La prima circostanza - come si richiama nelle pagine iniziali dell'Enciclica - deriva dal fatto che, lungo i secoli della modernità, si è assistito a un paradosso: la fede cristiana, la cui novità e incidenza sulla vita dell'uomo sin dall'inizio sono state espresse proprio attraverso il simbolo della luce, è stata spesso bollata come il buio della superstizione che si oppone alla luce della ragione. Così tra la Chiesa e la cultura d'ispirazione cristiana, da una parte, e la cultura moderna d'impronta illuminista, dall'altra, si è giunti all'incomunicabilità. È venuto ormai il tempo, e il Vaticano II ne ha inaugurato appunto la stagione, di un dialogo aperto e senza preconcetti che riapra le porte per un serio e fecondo incontro.
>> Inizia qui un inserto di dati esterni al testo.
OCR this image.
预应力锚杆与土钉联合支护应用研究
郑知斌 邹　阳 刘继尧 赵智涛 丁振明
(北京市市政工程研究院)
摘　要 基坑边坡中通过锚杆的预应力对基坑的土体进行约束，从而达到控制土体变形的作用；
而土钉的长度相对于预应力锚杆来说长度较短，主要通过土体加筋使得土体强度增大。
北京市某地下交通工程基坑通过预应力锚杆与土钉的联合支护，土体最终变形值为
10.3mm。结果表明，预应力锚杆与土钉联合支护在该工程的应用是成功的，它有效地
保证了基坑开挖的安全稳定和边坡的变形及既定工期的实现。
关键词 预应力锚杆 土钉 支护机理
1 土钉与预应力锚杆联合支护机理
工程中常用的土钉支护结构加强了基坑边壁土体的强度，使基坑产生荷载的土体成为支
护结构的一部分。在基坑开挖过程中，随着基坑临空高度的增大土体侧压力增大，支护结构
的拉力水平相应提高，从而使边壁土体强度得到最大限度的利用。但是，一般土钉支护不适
La seconda circostanza, per chi cerca di essere fedele al dono di seguire Gesù nella luce della fede, deriva dal fatto che questo dialogo non è un accessorio secondario dell'esistenza del credente: ne è invece un'espressione intima e indispensabile. Mi permetta di citarLe in proposito un'affermazione a mio avviso molto importante dell'Enciclica: poiché la verità testimoniata dalla fede è quella dell'amore - vi si sottolinea - "risulta chiaro che la fede non è intransigente, ma cresce nella convivenza che rispetta l'altro. Il credente non è arrogante; al contrario, la verità lo fa umile, sapendo che, più che possederla noi, è essa che ci abbraccia e ci possiede. Lungi dall'irrigidirci, la sicurezza della fede ci mette in cammino, e rende possibile la testimonianza e il dialogo con tutti" (n. 34). È questo lo spirito che anima le parole che le scrivo.
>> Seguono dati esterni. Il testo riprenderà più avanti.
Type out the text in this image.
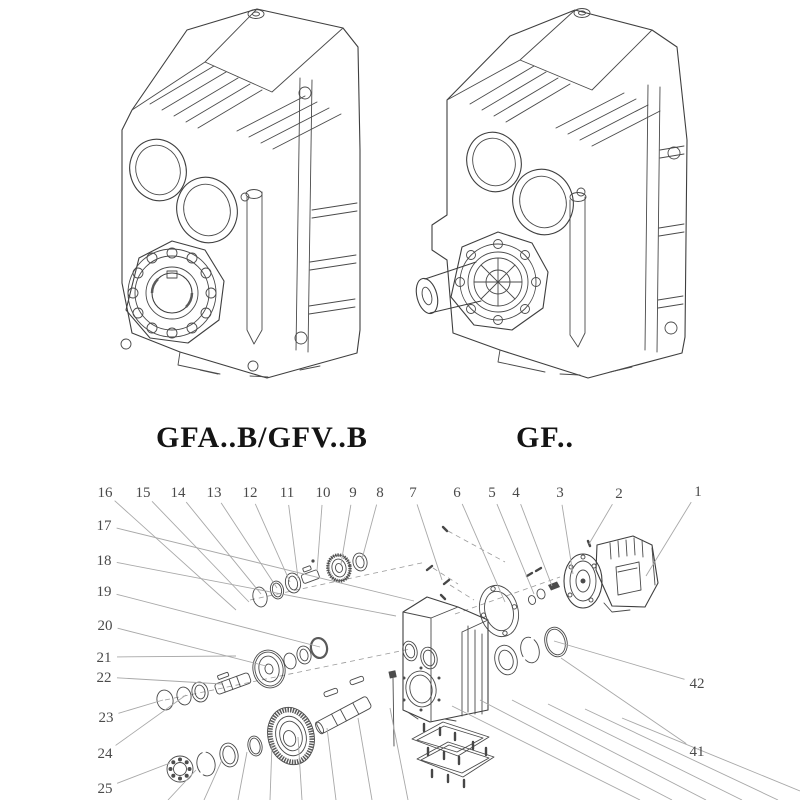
GFA..B/GFV..B	GF..
1
2
3
4
5
6
7
8
9
10
11
12
13
14
15
16
17
18
19
20
21
22
23
24
25
41
42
La fede, per me, è nata dall'incontro con Gesù. Un incontro personale, che ha toccato il mio cuore e ha dato un indirizzo e un senso nuovo alla mia esistenza. Ma al tempo stesso un incontro che è stato reso possibile dalla comunità di fede in cui ho vissuto e grazie a cui ho trovato l'accesso all'intelligenza della Sacra Scrittura, alla vita nuova che come acqua zampillante scaturisce da Gesù attraverso i Sacramenti, alla fraternità con tutti e al servizio dei poveri, immagine vera del Signore. Senza la Chiesa - mi creda - non avrei potuto incontrare Gesù, pur nella consapevolezza che quell'immenso dono che è la fede è custodito nei fragili vasi d'argilla della nostra umanità.
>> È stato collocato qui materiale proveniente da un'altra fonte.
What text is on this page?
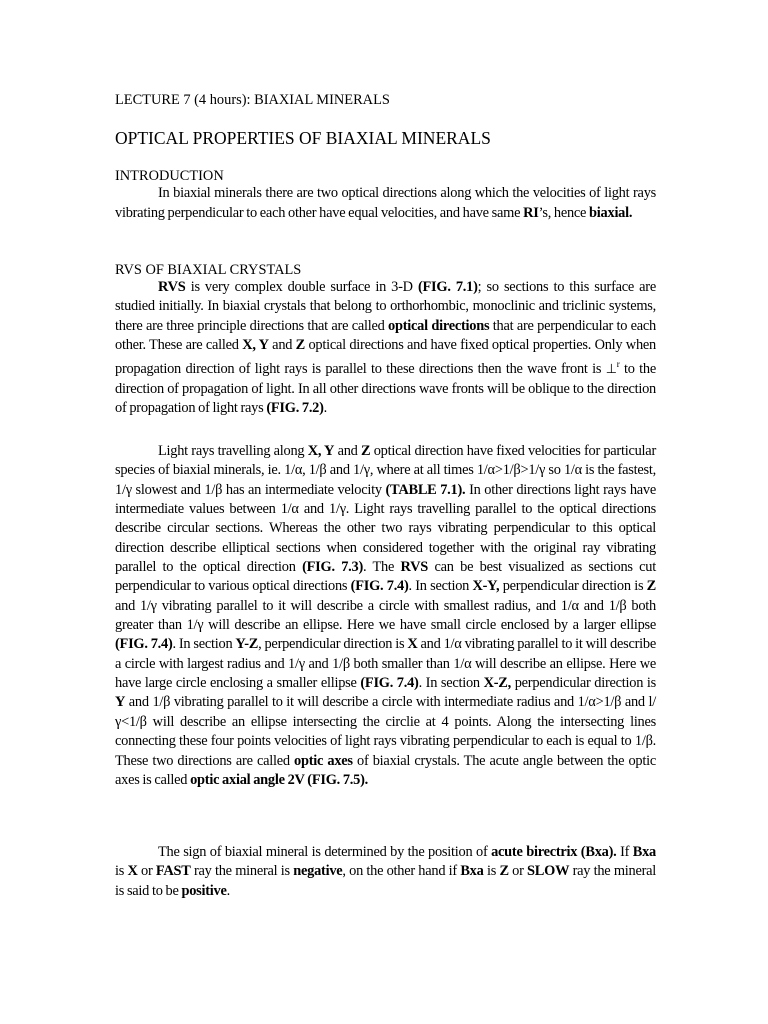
LECTURE 7 (4 hours): BIAXIAL MINERALS
OPTICAL PROPERTIES OF BIAXIAL MINERALS
INTRODUCTION
In biaxial minerals there are two optical directions along which the velocities of light rays vibrating perpendicular to each other have equal velocities, and have same RI’s, hence biaxial.
RVS OF BIAXIAL CRYSTALS
RVS is very complex double surface in 3-D (FIG. 7.1); so sections to this surface are studied initially. In biaxial crystals that belong to orthorhombic, monoclinic and triclinic systems, there are three principle directions that are called optical directions that are perpendicular to each other. These are called X, Y and Z optical directions and have fixed optical properties. Only when propagation direction of light rays is parallel to these directions then the wave front is ⊥$^r$ to the direction of propagation of light. In all other directions wave fronts will be oblique to the direction of propagation of light rays (FIG. 7.2).
Light rays travelling along X, Y and Z optical direction have fixed velocities for particular species of biaxial minerals, ie. 1/α, 1/β and 1/γ, where at all times 1/α>1/β>1/γ so 1/α is the fastest, 1/γ slowest and 1/β has an intermediate velocity (TABLE 7.1). In other directions light rays have intermediate values between 1/α and 1/γ. Light rays travelling parallel to the optical directions describe circular sections. Whereas the other two rays vibrating perpendicular to this optical direction describe elliptical sections when considered together with the original ray vibrating parallel to the optical direction (FIG. 7.3). The RVS can be best visualized as sections cut perpendicular to various optical directions (FIG. 7.4). In section X-Y, perpendicular direction is Z and 1/γ vibrating parallel to it will describe a circle with smallest radius, and 1/α and 1/β both greater than 1/γ will describe an ellipse. Here we have small circle enclosed by a larger ellipse (FIG. 7.4). In section Y-Z, perpendicular direction is X and 1/α vibrating parallel to it will describe a circle with largest radius and 1/γ and 1/β both smaller than 1/α will describe an ellipse. Here we have large circle enclosing a smaller ellipse (FIG. 7.4). In section X-Z, perpendicular direction is Y and 1/β vibrating parallel to it will describe a circle with intermediate radius and 1/α>1/β and l/γ<1/β will describe an ellipse intersecting the circlie at 4 points. Along the intersecting lines connecting these four points velocities of light rays vibrating perpendicular to each is equal to 1/β. These two directions are called optic axes of biaxial crystals. The acute angle between the optic axes is called optic axial angle 2V (FIG. 7.5).
The sign of biaxial mineral is determined by the position of acute birectrix (Bxa). If Bxa is X or FAST ray the mineral is negative, on the other hand if Bxa is Z or SLOW ray the mineral is said to be positive.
Ora, è appunto a partire di qui, da questa personale esperienza di fede vissuta nella Chiesa, che mi trovo a mio agio nell'ascoltare le sue domande e nel cercare, insieme con Lei, le strade lungo le quali possiamo, forse, cominciare a fare un tratto di cammino insieme.
Mi perdoni se non seguo passo passo le argomentazioni da Lei proposte nell'editoriale del 7 luglio. Mi sembra più fruttuoso - o se non altro mi è più congeniale - andare in certo modo al cuore delle sue considerazioni. Non entro neppure nella modalità espositiva seguita dall'Enciclica, in cui Lei ravvisa la mancanza di una sezione dedicata specificamente all'esperienza storica di Gesù di Nazareth.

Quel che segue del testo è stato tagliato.